The dreams went away for a while, and then got worse in ’88.
In the end I was what I always imagined I’d be. An old man, waking and screaming in the night.
My children tell me about therapy. Tell me to go and talk. That it will help.
“You kids talk too much,” I always tell them. “A man lives horror. Learns to drink. Learns to write. Be like Hemingway. That’s how you digest war. What is some thirty year old bookworm going to tell me I don’t already know?”
They always protest, and I let them talk. I listen. They sound smart. I guess that’s a good thing. My son can’t fight but he can talk, I tell myself.
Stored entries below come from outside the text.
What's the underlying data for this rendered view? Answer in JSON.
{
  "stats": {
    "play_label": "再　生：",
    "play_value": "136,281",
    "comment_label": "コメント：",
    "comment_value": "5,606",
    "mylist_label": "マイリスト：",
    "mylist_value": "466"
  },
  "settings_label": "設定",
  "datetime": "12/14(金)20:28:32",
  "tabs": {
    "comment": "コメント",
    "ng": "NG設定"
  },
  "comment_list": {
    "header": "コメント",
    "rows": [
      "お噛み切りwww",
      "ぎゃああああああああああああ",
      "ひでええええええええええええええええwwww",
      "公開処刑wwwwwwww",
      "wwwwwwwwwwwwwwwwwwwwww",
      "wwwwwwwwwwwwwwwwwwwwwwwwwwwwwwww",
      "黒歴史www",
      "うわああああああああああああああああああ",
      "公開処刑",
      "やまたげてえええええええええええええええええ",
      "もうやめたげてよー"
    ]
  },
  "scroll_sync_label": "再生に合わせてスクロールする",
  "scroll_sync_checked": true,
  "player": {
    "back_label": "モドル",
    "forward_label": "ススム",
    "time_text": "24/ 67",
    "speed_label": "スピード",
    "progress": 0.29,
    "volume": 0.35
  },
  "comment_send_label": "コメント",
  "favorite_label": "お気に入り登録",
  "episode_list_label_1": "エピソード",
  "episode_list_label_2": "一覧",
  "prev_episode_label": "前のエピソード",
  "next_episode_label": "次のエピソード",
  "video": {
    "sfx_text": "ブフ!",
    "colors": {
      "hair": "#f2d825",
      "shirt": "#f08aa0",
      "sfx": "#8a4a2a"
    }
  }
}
Which seems to be more important in the modern world.
I don’t know why I still keep the Nazi blade on me at all times. Even if the dead start to walk, I’d let them kill me.
I had a dream where all the dead whose future I stole—their souls were locked in this blade—and the only way I could free them was using the blade to kill myself.
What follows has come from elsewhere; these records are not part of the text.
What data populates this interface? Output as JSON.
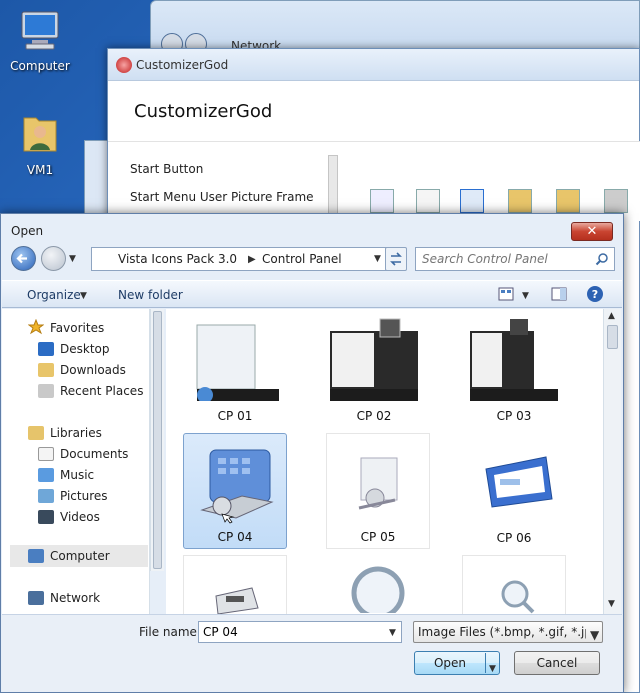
{
  "desktop": {
    "icons": [
      {
        "label": "Computer",
        "icon": "computer-icon"
      },
      {
        "label": "VM1",
        "icon": "user-folder-icon"
      }
    ]
  },
  "explorer_bg": {
    "breadcrumb": "Network"
  },
  "customizer": {
    "title": "CustomizerGod",
    "heading": "CustomizerGod",
    "list_items": [
      "Start Button",
      "Start Menu User Picture Frame"
    ]
  },
  "open_dialog": {
    "title": "Open",
    "close_label": "✕",
    "address": {
      "segments": [
        "Vista Icons Pack 3.0",
        "Control Panel"
      ]
    },
    "search_placeholder": "Search Control Panel",
    "toolbar": {
      "organize": "Organize",
      "new_folder": "New folder"
    },
    "sidebar": {
      "favorites": "Favorites",
      "favorites_items": [
        "Desktop",
        "Downloads",
        "Recent Places"
      ],
      "libraries": "Libraries",
      "libraries_items": [
        "Documents",
        "Music",
        "Pictures",
        "Videos"
      ],
      "computer": "Computer",
      "network": "Network"
    },
    "files": [
      {
        "name": "CP 01",
        "selected": false
      },
      {
        "name": "CP 02",
        "selected": false
      },
      {
        "name": "CP 03",
        "selected": false
      },
      {
        "name": "CP 04",
        "selected": true
      },
      {
        "name": "CP 05",
        "selected": false
      },
      {
        "name": "CP 06",
        "selected": false
      }
    ],
    "file_name_label": "File name:",
    "file_name_value": "CP 04",
    "filter": "Image Files (*.bmp, *.gif, *.jpg,",
    "open_button": "Open",
    "cancel_button": "Cancel"
  },
  "colors": {
    "title_accent": "#c94431",
    "selection": "#c2dcf7",
    "desktop": "#2b6cc4"
  }
}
Nonsense, I tell myself, and pour a drink.
I used to think my only redemption lay in telling the world my story—help them see I was forced, that we all were. But the nightmares remind me it was never that simple. Some we saved, some we killed, and the cure came too late to matter. Life moved on while my guilt stayed put.
I think about death—my death. I want no fuss or frills. Bury me with the blade, I tell my kids. I don’t deserve to be parted from it.
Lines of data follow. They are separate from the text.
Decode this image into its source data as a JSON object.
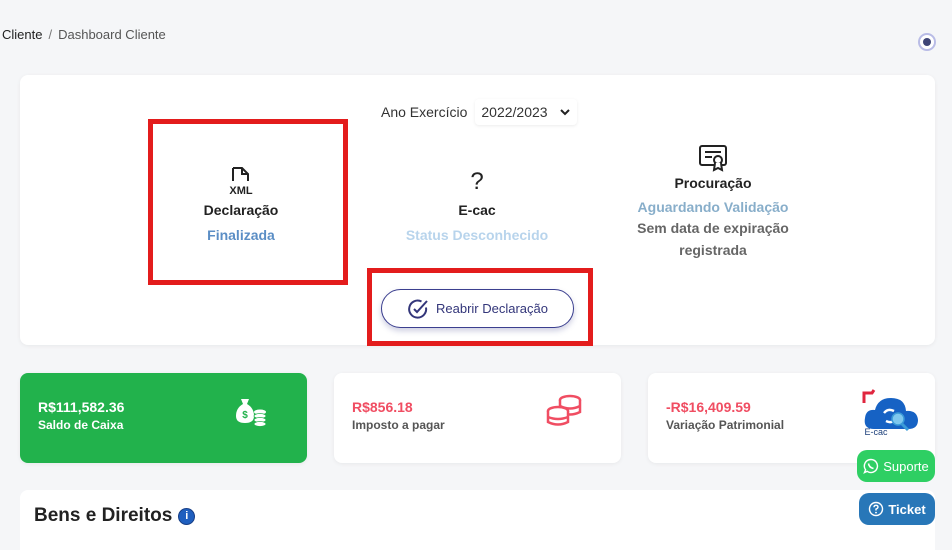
{
  "breadcrumb": {
    "root": "Cliente",
    "separator": "/",
    "current": "Dashboard Cliente"
  },
  "year": {
    "label": "Ano Exercício",
    "selected": "2022/2023"
  },
  "status": {
    "declaracao": {
      "icon": "xml-file-icon",
      "title": "Declaração",
      "status": "Finalizada"
    },
    "ecac": {
      "icon": "question-icon",
      "icon_glyph": "?",
      "title": "E-cac",
      "status": "Status Desconhecido"
    },
    "procuracao": {
      "icon": "certificate-icon",
      "title": "Procuração",
      "status": "Aguardando Validação",
      "expiry": "Sem data de expiração registrada"
    }
  },
  "reopen_button": {
    "label": "Reabrir Declaração"
  },
  "cards": [
    {
      "value": "R$111,582.36",
      "label": "Saldo de Caixa",
      "icon": "money-bag-icon",
      "color": "#22b24c"
    },
    {
      "value": "R$856.18",
      "label": "Imposto a pagar",
      "icon": "coins-stack-icon",
      "color": "#f04d62"
    },
    {
      "value": "-R$16,409.59",
      "label": "Variação Patrimonial",
      "icon": "ecac-cloud-icon",
      "icon_caption": "E-cac",
      "color": "#f04d62"
    }
  ],
  "support": {
    "suporte_label": "Suporte",
    "ticket_label": "Ticket"
  },
  "bens": {
    "title": "Bens e Direitos",
    "info_glyph": "i"
  },
  "colors": {
    "accent": "#3b3f8f",
    "highlight": "#e31c1c",
    "success": "#22b24c",
    "whatsapp": "#2ecf63",
    "ticket": "#2877b8"
  }
}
Sometimes, late at night, my thoughts drift to an alternate life—if I’d refused to kill even one more time, and just let myself be killed. How many souls would have endured by me not existing?
Sure, I’d be the one rotting in the streets—small price to pay.
There’s no winning in these questions, just a slow ache that lingers with the stench of rotted memories.
And so late at night I slip my hand over the hilt of that Nazi blade. The grooves are worn and deep. I recall how effortlessly it sliced through the living and the dead—through hope and final chances. More than once, I’ve considered plunging it into my own chest. But I haven’t yet, and I’m not sure if that makes me a coward or a survivor.
And so I wait.
And so I remember.
And if I’m lucky, when I join the dead—they’ll have me.
The Wyrd Curtain:
Where once the living and the dead divided cleanly, now the past’s secrets gnaw at a tired conscience. A cure came too late, leaving the life taker haunted by what might have been saved. Heroes of war find their burdens heavier than any rifle or bayonet, and memory clings to them like snowdrifts over unquiet graves—and Wyrd Worlds yet await.